The small screen is clearly an in­ter­est for him: Shya­malan re­cently ex­ec­u­tive-pro­duced two sea­sons of Way­ward Pines (2015-2016), and also di­rected the show’s first episode, and he’s work­ing on a re­boot of Tales from the Crypt (1989-1996). “I’m ex­cited about the op­por­tu­ni­ties in TV,” he said.

Since The Sixth Sense came out 18 years ago, Shya­malan said, the movie-go­ing ex­pe­ri­ence has al­tered. “Tones have changed and movies have got­ten darker,” he said. “Orig­i­nal movies are rare. How peo­ple make their movie-go­ing de­ci­sions is dif­fer­ent. The In­ter­net wasn’t such a big force in 1999.”

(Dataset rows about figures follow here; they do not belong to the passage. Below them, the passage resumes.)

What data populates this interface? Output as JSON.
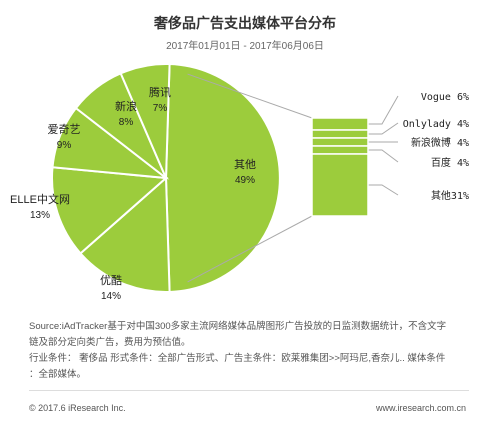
{
  "header": {
    "title": "奢侈品广告支出媒体平台分布",
    "date_range": "2017年01月01日 - 2017年06月06日"
  },
  "chart_data": {
    "type": "pie",
    "title": "奢侈品广告支出媒体平台分布",
    "subtitle": "2017年01月01日 - 2017年06月06日",
    "slices": [
      {
        "label": "其他",
        "value": 49,
        "display": "49%"
      },
      {
        "label": "优酷",
        "value": 14,
        "display": "14%"
      },
      {
        "label": "ELLE中文网",
        "value": 13,
        "display": "13%"
      },
      {
        "label": "爱奇艺",
        "value": 9,
        "display": "9%"
      },
      {
        "label": "新浪",
        "value": 8,
        "display": "8%"
      },
      {
        "label": "腾讯",
        "value": 7,
        "display": "7%"
      }
    ],
    "breakdown": {
      "of": "其他",
      "type": "stacked-bar",
      "segments": [
        {
          "label": "Vogue",
          "value": 6,
          "display": "Vogue 6%"
        },
        {
          "label": "Onlylady",
          "value": 4,
          "display": "Onlylady 4%"
        },
        {
          "label": "新浪微博",
          "value": 4,
          "display": "新浪微博 4%"
        },
        {
          "label": "百度",
          "value": 4,
          "display": "百度 4%"
        },
        {
          "label": "其他",
          "value": 31,
          "display": "其他31%"
        }
      ]
    }
  },
  "colors": {
    "fill": "#9ccc3c",
    "stroke": "#ffffff",
    "connector": "#aaaaaa"
  },
  "notes": {
    "line1": "Source:iAdTracker基于对中国300多家主流网络媒体品牌图形广告投放的日监测数据统计，不含文字",
    "line2": "链及部分定向类广告，费用为预估值。",
    "line3": "行业条件：  奢侈品      形式条件：全部广告形式、广告主条件：欧莱雅集团>>阿玛尼,香奈儿..  媒体条件",
    "line4": "：全部媒体。"
  },
  "footer": {
    "copyright": "© 2017.6 iResearch Inc.",
    "url": "www.iresearch.com.cn"
  }
}
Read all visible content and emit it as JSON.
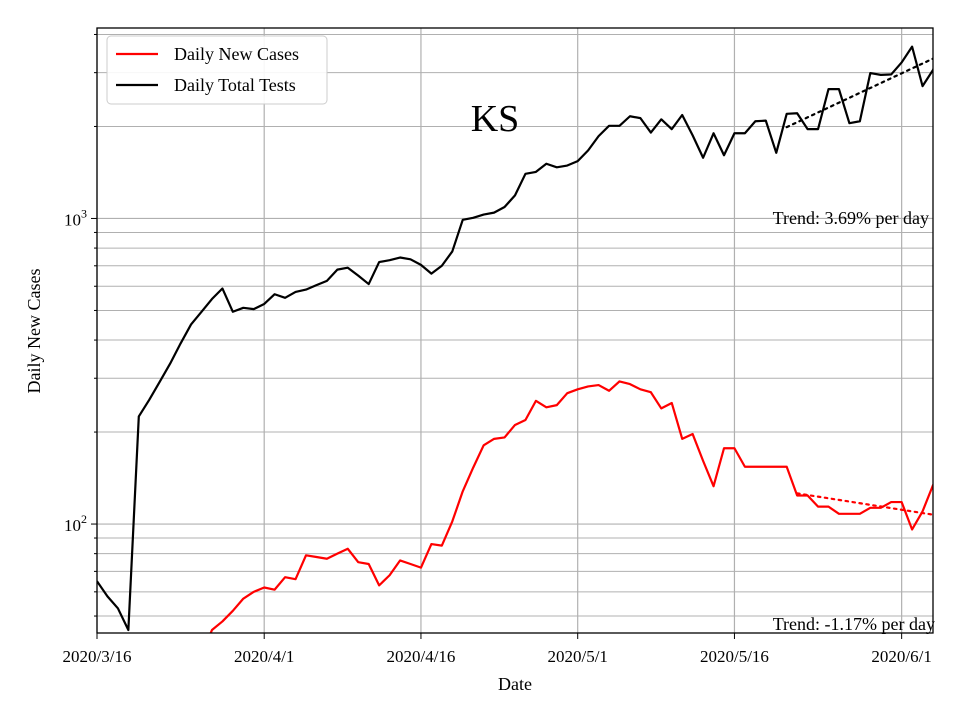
{
  "chart_data": {
    "type": "line",
    "title": "KS",
    "xlabel": "Date",
    "ylabel": "Daily New Cases",
    "yscale": "log",
    "ylim": [
      44,
      4200
    ],
    "xlim": [
      "2020-03-16",
      "2020-06-04"
    ],
    "x_ticks": [
      {
        "date": "2020-03-16",
        "label": "2020/3/16"
      },
      {
        "date": "2020-04-01",
        "label": "2020/4/1"
      },
      {
        "date": "2020-04-16",
        "label": "2020/4/16"
      },
      {
        "date": "2020-05-01",
        "label": "2020/5/1"
      },
      {
        "date": "2020-05-16",
        "label": "2020/5/16"
      },
      {
        "date": "2020-06-01",
        "label": "2020/6/1"
      }
    ],
    "y_major_ticks": [
      {
        "value": 100,
        "base": "10",
        "exp": "2"
      },
      {
        "value": 1000,
        "base": "10",
        "exp": "3"
      }
    ],
    "grid": true,
    "legend_position": "top-left",
    "series": [
      {
        "name": "Daily New Cases",
        "color": "#ff0000",
        "points": [
          [
            "2020-03-26",
            37
          ],
          [
            "2020-03-27",
            45
          ],
          [
            "2020-03-28",
            48
          ],
          [
            "2020-03-29",
            52
          ],
          [
            "2020-03-30",
            57
          ],
          [
            "2020-03-31",
            60
          ],
          [
            "2020-04-01",
            62
          ],
          [
            "2020-04-02",
            61
          ],
          [
            "2020-04-03",
            67
          ],
          [
            "2020-04-04",
            66
          ],
          [
            "2020-04-05",
            79
          ],
          [
            "2020-04-06",
            78
          ],
          [
            "2020-04-07",
            77
          ],
          [
            "2020-04-08",
            80
          ],
          [
            "2020-04-09",
            83
          ],
          [
            "2020-04-10",
            75
          ],
          [
            "2020-04-11",
            74
          ],
          [
            "2020-04-12",
            63
          ],
          [
            "2020-04-13",
            68
          ],
          [
            "2020-04-14",
            76
          ],
          [
            "2020-04-15",
            74
          ],
          [
            "2020-04-16",
            72
          ],
          [
            "2020-04-17",
            86
          ],
          [
            "2020-04-18",
            85
          ],
          [
            "2020-04-19",
            102
          ],
          [
            "2020-04-20",
            128
          ],
          [
            "2020-04-21",
            153
          ],
          [
            "2020-04-22",
            181
          ],
          [
            "2020-04-23",
            190
          ],
          [
            "2020-04-24",
            192
          ],
          [
            "2020-04-25",
            211
          ],
          [
            "2020-04-26",
            219
          ],
          [
            "2020-04-27",
            253
          ],
          [
            "2020-04-28",
            241
          ],
          [
            "2020-04-29",
            245
          ],
          [
            "2020-04-30",
            268
          ],
          [
            "2020-05-01",
            276
          ],
          [
            "2020-05-02",
            282
          ],
          [
            "2020-05-03",
            285
          ],
          [
            "2020-05-04",
            273
          ],
          [
            "2020-05-05",
            293
          ],
          [
            "2020-05-06",
            287
          ],
          [
            "2020-05-07",
            276
          ],
          [
            "2020-05-08",
            270
          ],
          [
            "2020-05-09",
            239
          ],
          [
            "2020-05-10",
            249
          ],
          [
            "2020-05-11",
            190
          ],
          [
            "2020-05-12",
            197
          ],
          [
            "2020-05-13",
            161
          ],
          [
            "2020-05-14",
            133
          ],
          [
            "2020-05-15",
            177
          ],
          [
            "2020-05-16",
            177
          ],
          [
            "2020-05-17",
            154
          ],
          [
            "2020-05-18",
            154
          ],
          [
            "2020-05-19",
            154
          ],
          [
            "2020-05-20",
            154
          ],
          [
            "2020-05-21",
            154
          ],
          [
            "2020-05-22",
            124
          ],
          [
            "2020-05-23",
            124
          ],
          [
            "2020-05-24",
            114
          ],
          [
            "2020-05-25",
            114
          ],
          [
            "2020-05-26",
            108
          ],
          [
            "2020-05-27",
            108
          ],
          [
            "2020-05-28",
            108
          ],
          [
            "2020-05-29",
            113
          ],
          [
            "2020-05-30",
            113
          ],
          [
            "2020-05-31",
            118
          ],
          [
            "2020-06-01",
            118
          ],
          [
            "2020-06-02",
            96
          ],
          [
            "2020-06-03",
            110
          ],
          [
            "2020-06-04",
            134
          ],
          [
            "2020-06-05",
            96
          ]
        ]
      },
      {
        "name": "Daily Total Tests",
        "color": "#000000",
        "points": [
          [
            "2020-03-16",
            65
          ],
          [
            "2020-03-17",
            58
          ],
          [
            "2020-03-18",
            53
          ],
          [
            "2020-03-19",
            45
          ],
          [
            "2020-03-20",
            225
          ],
          [
            "2020-03-21",
            255
          ],
          [
            "2020-03-22",
            292
          ],
          [
            "2020-03-23",
            335
          ],
          [
            "2020-03-24",
            390
          ],
          [
            "2020-03-25",
            450
          ],
          [
            "2020-03-26",
            495
          ],
          [
            "2020-03-27",
            545
          ],
          [
            "2020-03-28",
            590
          ],
          [
            "2020-03-29",
            495
          ],
          [
            "2020-03-30",
            510
          ],
          [
            "2020-03-31",
            505
          ],
          [
            "2020-04-01",
            525
          ],
          [
            "2020-04-02",
            565
          ],
          [
            "2020-04-03",
            550
          ],
          [
            "2020-04-04",
            575
          ],
          [
            "2020-04-05",
            585
          ],
          [
            "2020-04-06",
            605
          ],
          [
            "2020-04-07",
            625
          ],
          [
            "2020-04-08",
            680
          ],
          [
            "2020-04-09",
            690
          ],
          [
            "2020-04-10",
            650
          ],
          [
            "2020-04-11",
            610
          ],
          [
            "2020-04-12",
            720
          ],
          [
            "2020-04-13",
            730
          ],
          [
            "2020-04-14",
            745
          ],
          [
            "2020-04-15",
            735
          ],
          [
            "2020-04-16",
            705
          ],
          [
            "2020-04-17",
            660
          ],
          [
            "2020-04-18",
            700
          ],
          [
            "2020-04-19",
            780
          ],
          [
            "2020-04-20",
            990
          ],
          [
            "2020-04-21",
            1005
          ],
          [
            "2020-04-22",
            1030
          ],
          [
            "2020-04-23",
            1045
          ],
          [
            "2020-04-24",
            1090
          ],
          [
            "2020-04-25",
            1190
          ],
          [
            "2020-04-26",
            1400
          ],
          [
            "2020-04-27",
            1420
          ],
          [
            "2020-04-28",
            1510
          ],
          [
            "2020-04-29",
            1470
          ],
          [
            "2020-04-30",
            1490
          ],
          [
            "2020-05-01",
            1540
          ],
          [
            "2020-05-02",
            1670
          ],
          [
            "2020-05-03",
            1860
          ],
          [
            "2020-05-04",
            2010
          ],
          [
            "2020-05-05",
            2010
          ],
          [
            "2020-05-06",
            2160
          ],
          [
            "2020-05-07",
            2130
          ],
          [
            "2020-05-08",
            1910
          ],
          [
            "2020-05-09",
            2110
          ],
          [
            "2020-05-10",
            1960
          ],
          [
            "2020-05-11",
            2180
          ],
          [
            "2020-05-12",
            1870
          ],
          [
            "2020-05-13",
            1580
          ],
          [
            "2020-05-14",
            1900
          ],
          [
            "2020-05-15",
            1610
          ],
          [
            "2020-05-16",
            1900
          ],
          [
            "2020-05-17",
            1900
          ],
          [
            "2020-05-18",
            2080
          ],
          [
            "2020-05-19",
            2090
          ],
          [
            "2020-05-20",
            1640
          ],
          [
            "2020-05-21",
            2200
          ],
          [
            "2020-05-22",
            2210
          ],
          [
            "2020-05-23",
            1960
          ],
          [
            "2020-05-24",
            1960
          ],
          [
            "2020-05-25",
            2650
          ],
          [
            "2020-05-26",
            2650
          ],
          [
            "2020-05-27",
            2050
          ],
          [
            "2020-05-28",
            2080
          ],
          [
            "2020-05-29",
            2990
          ],
          [
            "2020-05-30",
            2950
          ],
          [
            "2020-05-31",
            2960
          ],
          [
            "2020-06-01",
            3240
          ],
          [
            "2020-06-02",
            3650
          ],
          [
            "2020-06-03",
            2710
          ],
          [
            "2020-06-04",
            3060
          ],
          [
            "2020-06-05",
            3750
          ]
        ]
      }
    ],
    "trend_lines": [
      {
        "color": "#000000",
        "start": [
          "2020-05-21",
          1990
        ],
        "end": [
          "2020-06-05",
          3460
        ]
      },
      {
        "color": "#ff0000",
        "start": [
          "2020-05-22",
          126
        ],
        "end": [
          "2020-06-05",
          106
        ]
      }
    ],
    "annotations": {
      "title": "KS",
      "tests_trend": "Trend: 3.69% per day",
      "cases_trend": "Trend: -1.17% per day"
    }
  }
}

Shya­malan him­self has changed. “I’m prob­a­bly more anx­ious than I used to be. I want to risk a lot more in or­der to find unique things to say and new ways to say it.”

Although his movies deal with scary, of­ten hor­rific sub­jects, Shya­malan in­sisted that he is still the good lit­tle boy that he was grow­ing up. “I was def­i­nitely the child that did ev­ery­thing right. I never broke the rules, be­cause I was scared. I was just very quiet and did what my teach­ers and par­ents said. The way I write is dif­fer­ent from the way I am,” Shya­malan said. “If we hung out, you would think I was bor­ing. But when I write, I can be more in­ter­est­ing than I ever re­alised. I’m okay be­ing dif­fer­ent now, which is a nice feel­ing.”